Alors que les pays intervenant en République Centrafricaine se sont engagés à sanctionner leur militaires qui se seraient rendus coupable de viols, de nouveaux témoignages jettent une ombre sur la volonté réelle des forces de maintien de la paix de faire toute la lumière sur ces accusations.
En 2013, un coup d’état en République Centrafricaine a mis fin à de longues années de coexistence pacifique entre les communautés musulmane (10% de la population) et chrétienne. Depuis, le groupe rebelle musulman Seleka et Antibalaka, son équivalent chrétien s’affronte dans une guerre civile qui a déjà fait plusieurs centaines de morts.
Devant ce risque d’embrasement, la France, ancienne puissance coloniale, a déployé dès décembre 2013 une force d’interposition, la mission Sangaris, constituée de militaires français agissant sous mandat de l’ONU.
Mais dès décembre 2014, un scandale éclate, mettant en cause des soldats français accusés d’abus sexuels sur des enfants. Une dizaine de cas sont avérés, et cinq militaires interpellés. Mais malgré l’engagement solennel pris par le président François Hollande, aucune sanction officielle n’a été prononcée.
Interrogé dans son bureau, le nouveau président centrafricain, Faustin-Archange Touadéra a évoqué devant nos envoyés spéciaux la situation:
« La France aurait dû faire en sorte que la justice soit faite. Nous demandons que le droit des victimes soit respecté et nous avons eu des pourparlers à ce sujet avec la France afin qu’une décision juste soit prise. Vous savez que nous suivons de près ce dossier et nous insistons sur le respect du droit des victimes. Pour les victimes et pour nous l’affaire traîne depuis trop longtemps mais nous espérons qu’un jour ça sera fini, qu’il y aura des sanctions qui tomberont. Le peuple l’attend, surtout ceux qui ont été touchés »
Abus sexuels par les casques bleus : trop humains pour être vrais ?
A Bangui, certaines ONG vont bien au-delà et soupçonne les militaires français d’avoir commis beaucoup plus d’agressions que la « dizaine » officiellement reconnue. Ainsi, Yamacuir Centrafrique, une qui depuis 2003 s’occupe des cas de violences physiques ou sexuelles contre les enfants et les adultes.
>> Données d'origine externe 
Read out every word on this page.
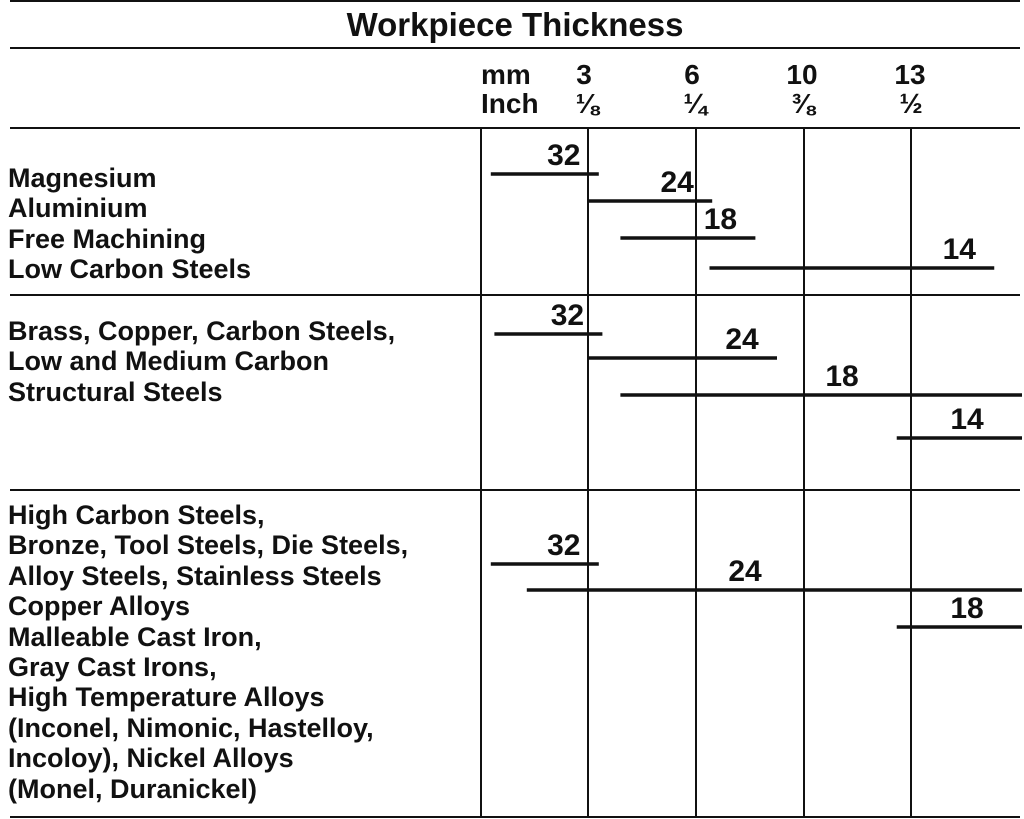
Workpiece Thickness
mm
Inch
3
⅛
6
¼
10
⅜
13
½
Magnesium
Aluminium
Free Machining
Low Carbon Steels
Brass, Copper, Carbon Steels,
Low and Medium Carbon
Structural Steels
High Carbon Steels,
Bronze, Tool Steels, Die Steels,
Alloy Steels, Stainless Steels
Copper Alloys
Malleable Cast Iron,
Gray Cast Irons,
High Temperature Alloys
(Inconel, Nimonic, Hastelloy,
Incoloy), Nickel Alloys
(Monel, Duranickel)
32
24
18
14
32
24
18
14
32
24
18
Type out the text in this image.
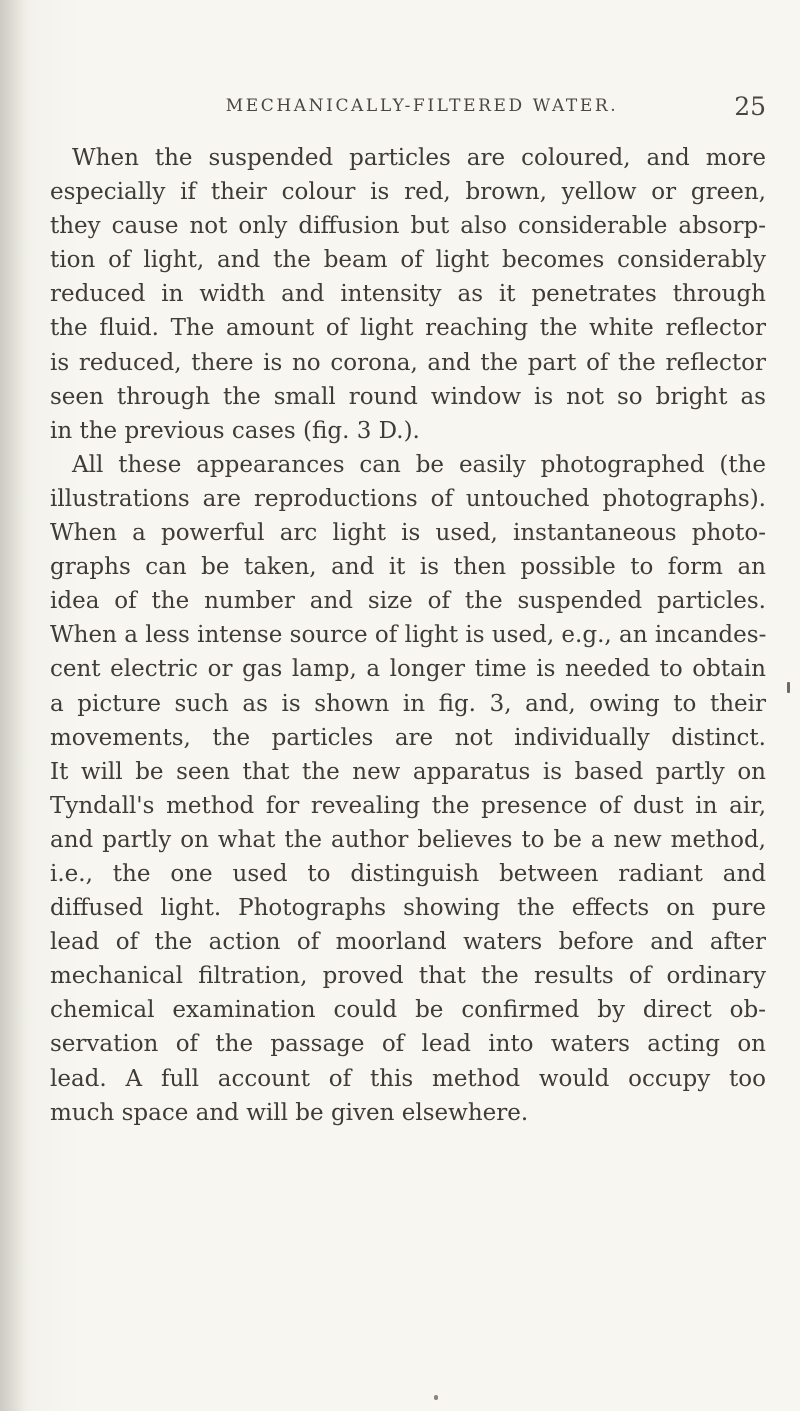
MECHANICALLY-FILTERED WATER.	25

When the suspended particles are coloured, and more
especially if their colour is red, brown, yellow or green,
they cause not only diffusion but also considerable absorp-
tion of light, and the beam of light becomes considerably
reduced in width and intensity as it penetrates through
the fluid. The amount of light reaching the white reflector
is reduced, there is no corona, and the part of the reflector
seen through the small round window is not so bright as
in the previous cases (fig. 3 D.).

All these appearances can be easily photographed (the
illustrations are reproductions of untouched photographs).
When a powerful arc light is used, instantaneous photo-
graphs can be taken, and it is then possible to form an
idea of the number and size of the suspended particles.
When a less intense source of light is used, e.g., an incandes-
cent electric or gas lamp, a longer time is needed to obtain
a picture such as is shown in fig. 3, and, owing to their
movements, the particles are not individually distinct.
It will be seen that the new apparatus is based partly on
Tyndall's method for revealing the presence of dust in air,
and partly on what the author believes to be a new method,
i.e., the one used to distinguish between radiant and
diffused light. Photographs showing the effects on pure
lead of the action of moorland waters before and after
mechanical filtration, proved that the results of ordinary
chemical examination could be confirmed by direct ob-
servation of the passage of lead into waters acting on
lead. A full account of this method would occupy too
much space and will be given elsewhere.
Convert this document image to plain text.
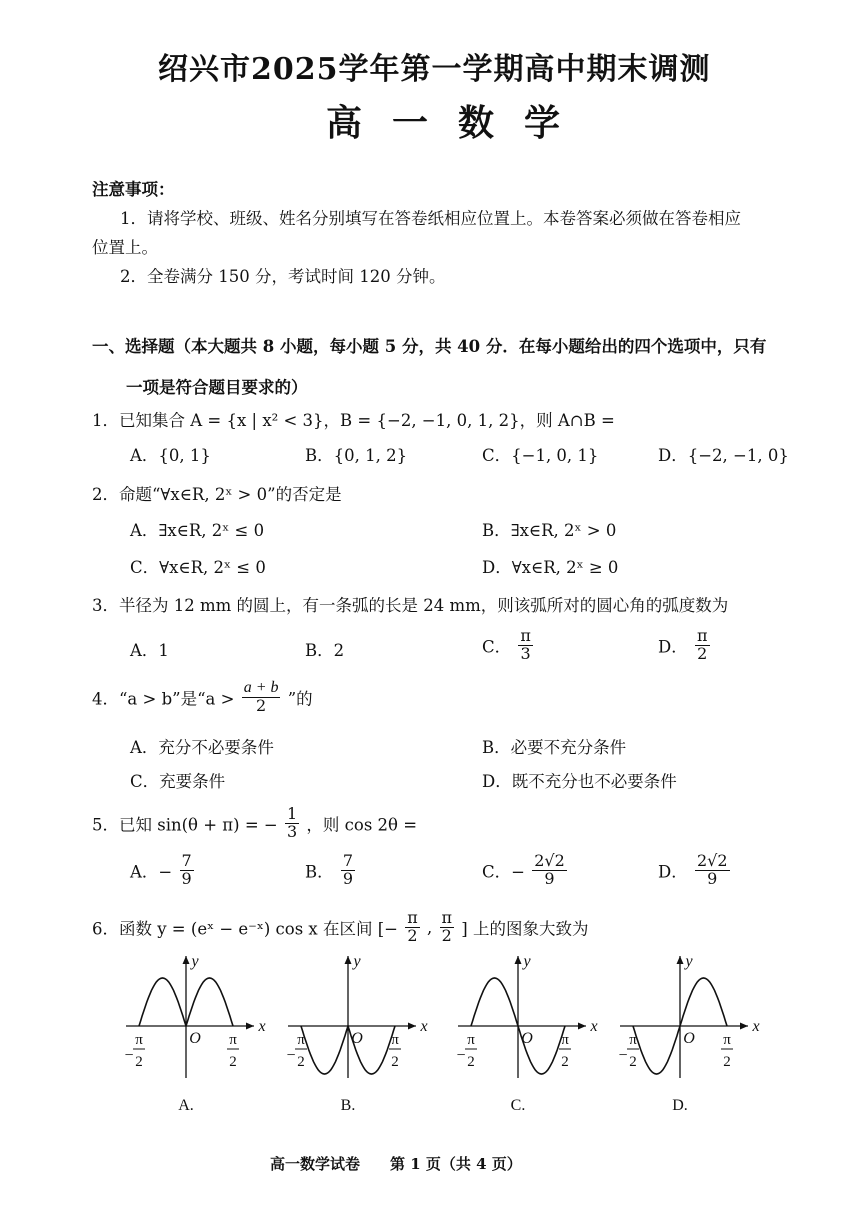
绍兴市2025学年第一学期高中期末调测
高一数学
注意事项：
1．请将学校、班级、姓名分别填写在答卷纸相应位置上。本卷答案必须做在答卷相应
位置上。
2．全卷满分 150 分，考试时间 120 分钟。
一、选择题（本大题共 8 小题，每小题 5 分，共 40 分．在每小题给出的四个选项中，只有
一项是符合题目要求的）
1．已知集合 A = {x | x² < 3}，B = {−2, −1, 0, 1, 2}，则 A∩B =
A．{0, 1}	B．{0, 1, 2}	C．{−1, 0, 1}	D．{−2, −1, 0}
2．命题“∀x∈R, 2ˣ > 0”的否定是
A．∃x∈R, 2ˣ ≤ 0	B．∃x∈R, 2ˣ > 0
C．∀x∈R, 2ˣ ≤ 0	D．∀x∈R, 2ˣ ≥ 0
3．半径为 12 mm 的圆上，有一条弧的长是 24 mm，则该弧所对的圆心角的弧度数为
A．1	B．2	C． $\frac{\pi}{3}$	D． $\frac{\pi}{2}$
4．“a > b”是“$a > \frac{a + b}{2}$ ”的
A．充分不必要条件	B．必要不充分条件
C．充要条件	D．既不充分也不必要条件
5．已知 sin(θ + π) = − $\frac{1}{3}$ ，则 cos 2θ =
A．− $\frac{7}{9}$	B． $\frac{7}{9}$	C．− $\frac{2√2}{9}$	D． $\frac{2√2}{9}$
6．函数 y = (eˣ − e⁻ˣ) cos x 在区间 [− $\frac{\pi}{2}$ , $\frac{\pi}{2}$ ] 上的图象大致为
x
y
O
−
π
2
π
2
A.
x
y
O
−
π
2
π
2
B.
x
y
O
−
π
2
π
2
C.
x
y
O
−
π
2
π
2
D.
高一数学试卷　　第 1 页（共 4 页）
Selon le responsable rencontré par notre équipe, entre 2014 et 2015, plus d’une centaine de victimes des militaires français se sont adressées à leur centre situé dans le quartier PK12 au Nord de Bangui.
Contacté par Sputnik, l’UNICEF se tient quant à elle au chiffre officiel en parlant d’une « dizaine d’enfants qui auraient été violés ».
Pourtant, au moins deux victimes, rencontrées par Sputnik, ne font pas partie des chiffres officiels.
« C’était en 2014, je vendais des oranges. Je les vendais dans la cour d’une école à Bégoua, Sangaris avait une base dans l’école et j’ai apporté des oranges pour les vendre. Ils ont demandé de leur apporter les oranges. Dans la pièce où était leur base. Lorsque j’y suis entrée, l’un d’eux m’a attrapé et m’a violé. Je ne connais même pas son nom. Il m’a saisie, il m’a sauté dessus et j’ai rien pu faire. C’est les infirmières qui travaillent dans les urgences. J’y suis allée et elles m’ont aidé. Après personne [la France]n’a rien fait, personne n’a réagi »
« Ça s’est passé en 2014. J’avais 15 ans, aujourd’hui j’ai 17. J’étais alors vendeuse, je vendais des corossols. J’en apportais souvent, ils aimaient ça, ils en achetaient, ils en achetaient tout un plateau parfois. Un jour j’en ai apporté comme d’habitude et ils ont demandé d’apporter les fruits dans le char. Je l’ai fait et là l’un d’eux m’a saisie et il m’a violée dans le char. C’est moi parce qu’après ce qu’ils m’avaient fait, j’étais en colère, ça m’a tellement vexée. J’ai appris où se trouvaient les ONG et j’y suis allée. Lorsque je suis venue papa Paul m’a aidée, il m’a emmenée à l’hôpital, ils m’ont donné des médicaments, ils m’ont donné des soins dans le centre. Après ce qui s’était passé je n’ai eu d’excuses de personne »
S’il est difficile pour l’instant d’établir avec précision le nombre de victimes des soldats français en Centrafrique, une chose est sûre: le chiffre officiel n’est pas exact. Les difficultés rencontrées pour avoir une réponse officielle laissent penser que président français François Hollande, qui avait affirmé que l’affaire était grave et que « La réputation de la France [était] en jeu » ne semble pas pressé de faire en sorte que toute la lumière soit faite sur cette affaire qui dure depuis deux ans maintenant.